We hope ESPN and Brett Favre are very happy together
But, please, make love to each other behind closed doors next time
Who gets to give Brett a foot massage first?
No related
Man, that was a difficult football game to watch last night. And not just because Brett Favre led the Minnesota Vikings to a decisive 30-23 win over the Packers that wasn’t nearly as close as the score would indicate. What made it really difficult was all the PDA. We’re not talking about the newfound love between Favre and Vikings fans. We’re talking about how ESPN made sweet, slow love to No. 4 last night.
It’s bad enough seeing our old quarterback in purple, but it was doubly painful because we had to grit our teeth through hours and hours of middle-aged jocks professing their undying lust for the ol’ gunslinger, who can, like, still hit wide open receivers who are nearly 20 yards away. At 40! Can you believe it?! No other professional quarterback could make those throws! And look at those arms! How good would it feel to be wrapped up in those big, strong arms! Maybe if he’s free for a drink after the game we can make that happen!
To be fair, it was impressive that Monday Night Football analysts Ron Jaworski and Jon Gruden were able to enunciate so clearly while also suckling on Favre’s testicles. But maybe they could have waited to break out the baby oil and R. Kelly records until after the game. There were kids watching last night, after all.

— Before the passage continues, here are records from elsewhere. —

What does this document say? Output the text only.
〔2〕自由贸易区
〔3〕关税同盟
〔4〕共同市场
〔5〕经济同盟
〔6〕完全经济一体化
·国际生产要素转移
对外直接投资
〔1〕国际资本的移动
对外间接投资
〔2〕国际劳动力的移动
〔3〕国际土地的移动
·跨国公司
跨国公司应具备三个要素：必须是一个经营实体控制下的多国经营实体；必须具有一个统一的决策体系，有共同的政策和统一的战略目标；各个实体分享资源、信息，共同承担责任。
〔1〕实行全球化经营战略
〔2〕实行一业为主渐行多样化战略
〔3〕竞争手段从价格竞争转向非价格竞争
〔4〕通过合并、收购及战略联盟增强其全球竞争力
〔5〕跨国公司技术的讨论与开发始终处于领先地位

Bob Wolfley of the Milwaukee Journal Sentinel has a handy rundown of some of the more hyperbolic statements made by ESPN’s resident geniuses last night, including this instant classic from noted pillow coolness expert Stuart Scott: "Never in the history of the Earth has a guy who has thrown five career touchdown passes for his current team faced the team for which he threw 442 career touchdown passes.” Yep, that’s brilliant analysis there. Never in the history of the world has a such a brilliant statement been made about a guy who has thrown five career touchdown passes—sorry, eight—facing the team for which he threw 442 career touchdown passes. Hey ESPN, in all seriousness—we hate you now and forever. Amen.